Search code examples
python-3.xscrapygoogle-cloud-platformgoogle-cloud-storagescrapinghub

Scrapy, Scrapinghub and Google Cloud Storage: Keyerror 'gs' while running the spider on scrapinghub


I'm working on a scrapy project using Python 3 and the spiders are deployed to scrapinghub. I'm also using Google Cloud Storage to store the scraped files as mentioned in the official doc here.

The spiders are running absolutely fine when i'm running it locally and the spiders are getting deployed to scrapinghub without any errors. I'm using scrapy:1.4-py3 as the stack for the scrapinghub.

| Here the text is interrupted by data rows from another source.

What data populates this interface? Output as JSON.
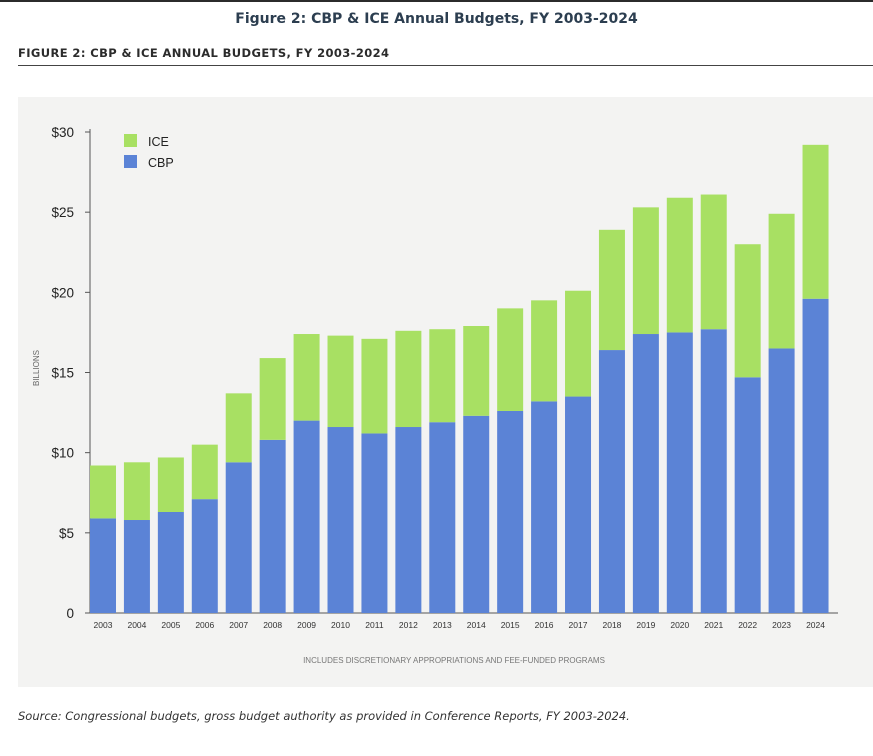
{
  "page": {
    "title": "Figure 2: CBP & ICE Annual Budgets, FY 2003-2024",
    "figure_heading": "FIGURE 2: CBP & ICE ANNUAL BUDGETS, FY 2003-2024",
    "source": "Source: Congressional budgets, gross budget authority as provided in Conference Reports, FY 2003-2024."
  },
  "colors": {
    "cbp": "#5b83d6",
    "ice": "#a8e063",
    "axis": "#555555",
    "panel": "#f3f3f2"
  },
  "chart_data": {
    "type": "bar",
    "stacked": true,
    "title": "",
    "ylabel": "BILLIONS",
    "xlabel": "INCLUDES DISCRETIONARY APPROPRIATIONS AND FEE-FUNDED PROGRAMS",
    "ylim": [
      0,
      30
    ],
    "yticks": [
      0,
      5,
      10,
      15,
      20,
      25,
      30
    ],
    "ytick_labels": [
      "0",
      "$5",
      "$10",
      "$15",
      "$20",
      "$25",
      "$30"
    ],
    "legend_position": "top-left",
    "categories": [
      "2003",
      "2004",
      "2005",
      "2006",
      "2007",
      "2008",
      "2009",
      "2010",
      "2011",
      "2012",
      "2013",
      "2014",
      "2015",
      "2016",
      "2017",
      "2018",
      "2019",
      "2020",
      "2021",
      "2022",
      "2023",
      "2024"
    ],
    "series": [
      {
        "name": "CBP",
        "values": [
          5.9,
          5.8,
          6.3,
          7.1,
          9.4,
          10.8,
          12.0,
          11.6,
          11.2,
          11.6,
          11.9,
          12.3,
          12.6,
          13.2,
          13.5,
          16.4,
          17.4,
          17.5,
          17.7,
          14.7,
          16.5,
          19.6
        ]
      },
      {
        "name": "ICE",
        "values": [
          3.3,
          3.6,
          3.4,
          3.4,
          4.3,
          5.1,
          5.4,
          5.7,
          5.9,
          6.0,
          5.8,
          5.6,
          6.4,
          6.3,
          6.6,
          7.5,
          7.9,
          8.4,
          8.4,
          8.3,
          8.4,
          9.6
        ]
      }
    ]
  }
}
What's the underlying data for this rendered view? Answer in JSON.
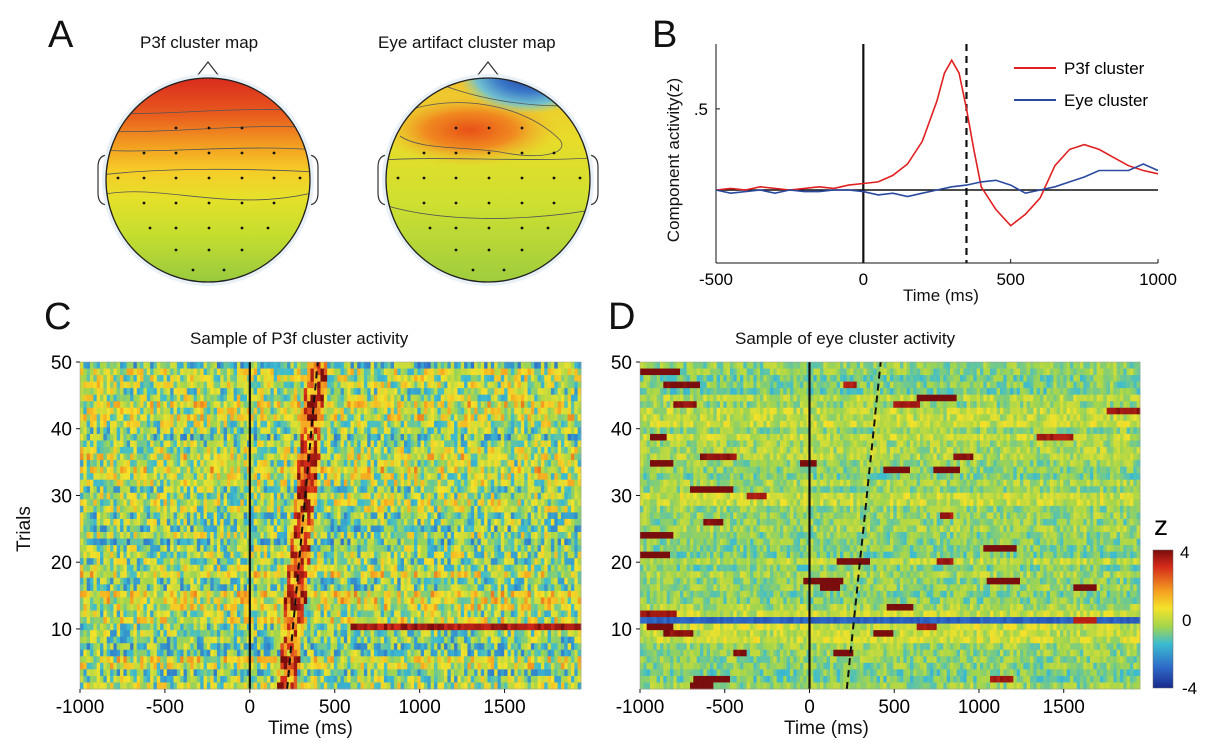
{
  "panels": {
    "A": {
      "letter": "A",
      "maps": [
        {
          "title": "P3f cluster map"
        },
        {
          "title": "Eye artifact cluster map"
        }
      ]
    },
    "B": {
      "letter": "B"
    },
    "C": {
      "letter": "C"
    },
    "D": {
      "letter": "D"
    }
  },
  "colors": {
    "p3f": "#e02020",
    "eye": "#2a4aa0",
    "axis": "#111111"
  },
  "chart_data": [
    {
      "id": "B",
      "type": "line",
      "title": "",
      "xlabel": "Time (ms)",
      "ylabel": "Component activity(z)",
      "xlim": [
        -500,
        1000
      ],
      "ylim": [
        -0.45,
        0.9
      ],
      "x_ticks": [
        "-500",
        "0",
        "500",
        "1000"
      ],
      "y_ticks": [
        ".5"
      ],
      "y_tick_values": [
        0.5
      ],
      "legend_position": "top-right",
      "vlines": [
        {
          "x": 0,
          "style": "solid"
        },
        {
          "x": 350,
          "style": "dashed"
        }
      ],
      "hline": 0,
      "series": [
        {
          "name": "P3f cluster",
          "color": "#e02020",
          "x": [
            -500,
            -450,
            -400,
            -350,
            -300,
            -250,
            -200,
            -150,
            -100,
            -50,
            0,
            50,
            100,
            150,
            200,
            250,
            275,
            300,
            325,
            350,
            375,
            400,
            450,
            500,
            550,
            600,
            650,
            700,
            750,
            800,
            850,
            900,
            950,
            1000
          ],
          "y": [
            0.0,
            0.01,
            0.0,
            0.02,
            0.01,
            0.0,
            0.01,
            0.02,
            0.01,
            0.03,
            0.04,
            0.05,
            0.09,
            0.16,
            0.3,
            0.55,
            0.72,
            0.8,
            0.72,
            0.5,
            0.25,
            0.02,
            -0.12,
            -0.22,
            -0.15,
            -0.05,
            0.15,
            0.25,
            0.28,
            0.25,
            0.2,
            0.15,
            0.12,
            0.1
          ]
        },
        {
          "name": "Eye cluster",
          "color": "#2a4aa0",
          "x": [
            -500,
            -450,
            -400,
            -350,
            -300,
            -250,
            -200,
            -150,
            -100,
            -50,
            0,
            50,
            100,
            150,
            200,
            250,
            300,
            350,
            400,
            450,
            500,
            550,
            600,
            650,
            700,
            750,
            800,
            850,
            900,
            950,
            1000
          ],
          "y": [
            0.0,
            -0.02,
            -0.01,
            0.0,
            -0.02,
            0.0,
            -0.01,
            -0.01,
            0.0,
            0.0,
            -0.01,
            -0.03,
            -0.02,
            -0.04,
            -0.02,
            0.0,
            0.02,
            0.03,
            0.05,
            0.06,
            0.03,
            -0.02,
            0.0,
            0.02,
            0.05,
            0.08,
            0.12,
            0.12,
            0.12,
            0.16,
            0.12
          ]
        }
      ]
    },
    {
      "id": "C",
      "type": "heatmap",
      "title": "Sample of P3f cluster activity",
      "xlabel": "Time (ms)",
      "ylabel": "Trials",
      "xlim": [
        -1000,
        1950
      ],
      "ylim": [
        1,
        50
      ],
      "x_ticks": [
        "-1000",
        "-500",
        "0",
        "500",
        "1000",
        "1500"
      ],
      "y_ticks": [
        "10",
        "20",
        "30",
        "40",
        "50"
      ],
      "vline_ms": 0,
      "rt_curve": {
        "trial_1_ms": 220,
        "trial_50_ms": 400
      }
    },
    {
      "id": "D",
      "type": "heatmap",
      "title": "Sample of eye cluster activity",
      "xlabel": "Time (ms)",
      "ylabel": "",
      "xlim": [
        -1000,
        1950
      ],
      "ylim": [
        1,
        50
      ],
      "x_ticks": [
        "-1000",
        "-500",
        "0",
        "500",
        "1000",
        "1500"
      ],
      "y_ticks": [
        "10",
        "20",
        "30",
        "40",
        "50"
      ],
      "vline_ms": 0,
      "rt_curve": {
        "trial_1_ms": 220,
        "trial_50_ms": 420
      },
      "colorbar": {
        "label": "z",
        "ticks": [
          "4",
          "0",
          "-4"
        ],
        "range": [
          -4,
          4
        ]
      }
    }
  ]
}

While running the spiders on it, i'm getting the following error:

    Traceback (most recent call last):
  File "/usr/local/lib/python3.6/site-packages/twisted/internet/defer.py", line 1386, in _inlineCallbacks
    result = g.send(result)
  File "/usr/local/lib/python3.6/site-packages/scrapy/crawler.py", line 77, in crawl
    self.engine = self._create_engine()
  File "/usr/local/lib/python3.6/site-packages/scrapy/crawler.py", line 102, in _create_engine
    return ExecutionEngine(self, lambda _: self.stop())
  File "/usr/local/lib/python3.6/site-packages/scrapy/core/engine.py", line 70, in __init__
    self.scraper = Scraper(crawler)
  File "/usr/local/lib/python3.6/site-packages/scrapy/core/scraper.py", line 71, in __init__
    self.itemproc = itemproc_cls.from_crawler(crawler)
  File "/usr/local/lib/python3.6/site-packages/scrapy/middleware.py", line 58, in from_crawler
    return cls.from_settings(crawler.settings, crawler)
  File "/usr/local/lib/python3.6/site-packages/scrapy/middleware.py", line 36, in from_settings
    mw = mwcls.from_crawler(crawler)
  File "/usr/local/lib/python3.6/site-packages/scrapy/pipelines/media.py", line 68, in from_crawler
    pipe = cls.from_settings(crawler.settings)
  File "/usr/local/lib/python3.6/site-packages/scrapy/pipelines/images.py", line 95, in from_settings
    return cls(store_uri, settings=settings)
  File "/usr/local/lib/python3.6/site-packages/scrapy/pipelines/images.py", line 52, in __init__
    download_func=download_func)
  File "/usr/local/lib/python3.6/site-packages/scrapy/pipelines/files.py", line 234, in __init__
    self.store = self._get_store(store_uri)
  File "/usr/local/lib/python3.6/site-packages/scrapy/pipelines/files.py", line 269, in _get_store
    store_cls = self.STORE_SCHEMES[scheme]
KeyError: 'gs'

PS: 'gs' is used in the path to store the files like

'IMAGES_STORE':'gs://<bucket-name>/'

I have researched about this error, but there aren't any solutions as such. Any help would be of immense help.


Solution

  • Google Cloud Storage support is a new feature in Scrapy 1.5, so you need to use scrapy:1.5-py3 stack in Scrapy Cloud.